Kabir ehli lisan-ı hal ile şöyle der.....

Güzel yüzlerimiz çirkinleşti, nazik bedenlerimiz dağıldı, kabir darlığı bize zor geldi, birbirimizden korkuyu miras aldık, şekillerimizin belirgin özellikleri tanınmaz oldu

<Kabir ehli lisan-ı hal ile şöyle der.....

İmam Ali (a.s.) buyurdu ki: "İzleri kaybolsa da, haberleri gelmese de, şüphesiz ibret alan gözler onları görmekte ve akıl kulakları seslerini duymaktadır. Konuşma aracı olmaksızın (lisan-ı hal ile) şöyle derler: "Güzel yüzlerimiz çirkinleşti, nazik bedenlerimiz dağıldı, yırtık elbiseler giydik, kabir darlığı bize zor geldi, birbirimizden korkuyu miras aldık, üzerimize sessiz yerleşme merkezleri olan kabirler yıkıldı da bütün bunlar yüzünden cesetlerimizin güzelliği silindi. Şekillerimizin belirgin özellikleri tanınmaz oldu. Korku diyarlarında kalmamız uzadı; ne sıkıntıdan bir çıkış, ne darlıktan bir genişlik bulabildik!" Keşke, aklınla onları betimleyebilsen veya senin için onların üzerine örtülmüş örtüler kaldırıla- bilseydi de hallerinin nice olduğunu bir görebilseydin! Kulaklarını kurtlar yemiş de duymaz olmuşlar, sürme yerine gözlerine toprak dolmuş da kör olmuşlar, işleyen diller ağızlardan kopup ayrılmış, uyanık kalpler göğüslerinde darmadağın olmuş, bütün azalarda (ölümün etkisiyle) bozulmalar olmuş, azalarını çirkin bir hale sokmuş ve yok olmayı kolaylaştırmıştır. Hepsi teslim olmuşlardır. Ne onu savunacak bir elleri ne ağlayıp sızlayacak bir kalpleri vardır! Kalplerinin hüzünlendiğini ve gözlerinin çerçöp dolu olduğunu görürsün. Bütün bu işlerde onlar için değişmeyen bir özellik, aşılmayan bir zorluk vardır.

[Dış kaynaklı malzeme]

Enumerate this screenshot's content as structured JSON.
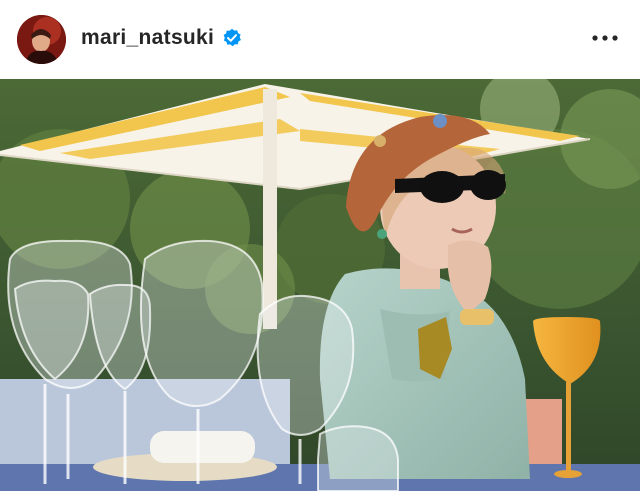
{
  "post": {
    "author": {
      "username": "mari_natsuki",
      "verified": true
    },
    "icons": {
      "verified": "verified-badge-icon",
      "more": "more-options-icon"
    },
    "colors": {
      "verified_blue": "#0095f6",
      "text": "#262626",
      "umbrella_stripe": "#f2c64c",
      "beret": "#b5653a",
      "shirt": "#a9c8bf",
      "orange_glass": "#f0a830"
    }
  }
}
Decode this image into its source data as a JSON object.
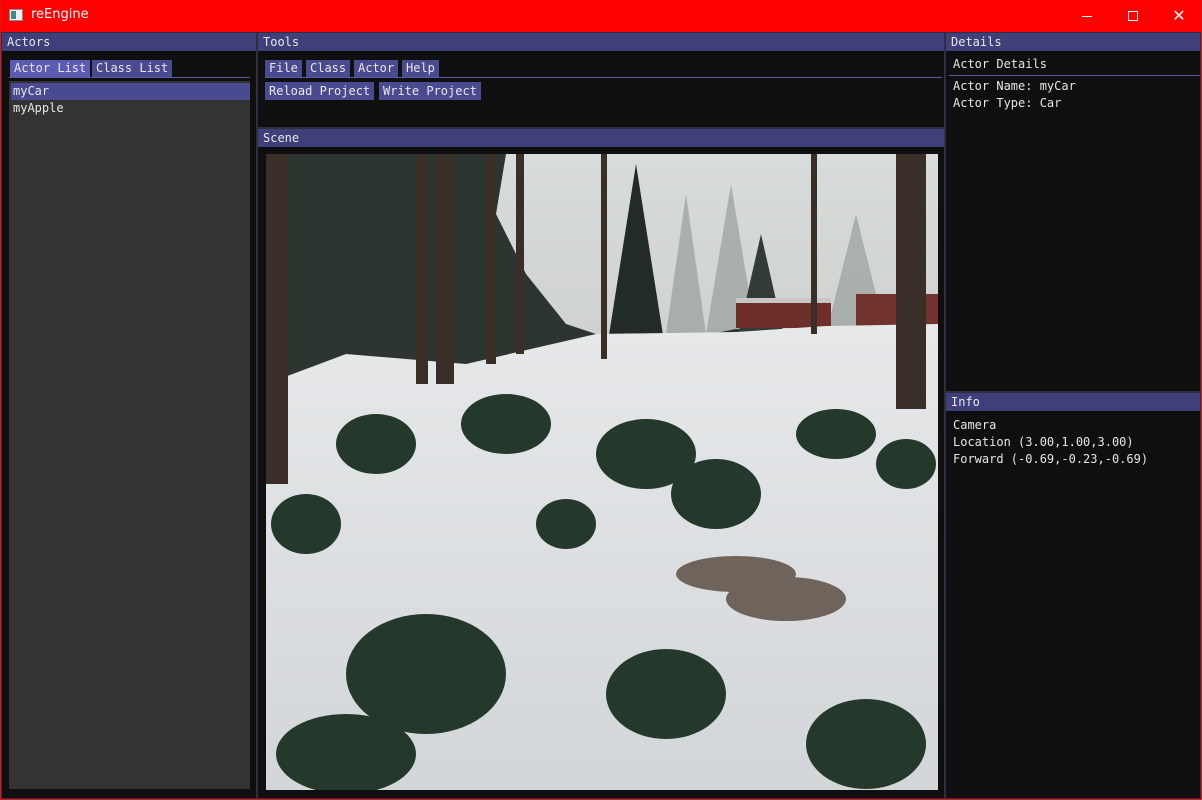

Yer nice değerli ve güzel renkli bedenleri yutmuştur. O, dünyada birçok çeşitli nimetlere sahipti, büyük makamları vardı. Kendisine bir musibet indiği zaman eğlenceyle oyalanır, oyun ve eğlencelerden taviz vermez, kendine teselli arardı.

Umursamaz bir hayatın gölgesinde gülerken, dünya da ona gülüyordu. Zaman o dikenini batırdığı, günler kuvvetini yok ettiği ve ölüm ona yakından baktığı zaman, kendisini bilmediği bir hüzün sardı, önceden haberdar olmadığı gizli dertlere duçar oldu, sağlığından emin olduğu bir anda hastalık belirtileri ortaya çıktı. O bu haliyle, sıcağı soğukla ve soğuğu sıcakla tedavi eden doktorlara sığınmış; ama soğukla başarılmaya çalışılan sıcak arttıkça artmış, sıcakla tedavi edilmek istenen soğuk da artış kaydetmiştir. Bu tedavi hastalığını iyileştirmedi, hatta hastalıkları daha da arttırdı. Uzmanlar bile onun derdine derman bulmaktan aciz kalmışlar, hastalığını soranlara hiç bir cevap verememişler, gizledikleri içler acısı haberi onun gıyabında tartışmışlardır.

Böylece birisi "O işte böyledir!" diyor; diğeri, tekrar sıhhatine kavuşması için ümit veriyor; bir diğeri ölümüne baş sağlığı dileyip ailesine, ondan önce ölüp gidenlerin ailelerini hatırlatıyordu. Aynı şekilde o, dünyadan ayrılmak ve sevdiklerini terk etmek üzereyken bir anda boğazı tıkandı, şuuru kapandı, dili kurudu, bildiği birçok cevabı hatırladı da dilinde onları söyleyecek takati bulamadı. Hürmet ettiği nice büyükten ve sevgi beslediği nice küçükten kalbine elem veren çağrılar işittiği halde onları işitmezlikten gelir. Kuşkusuz ki ölümün izah edilemeyen ve dünya ehlinin akıllarına hayallerine bile getirmeleri imkânsız olan daha nice zorlukları ve sıkıntıları vardır."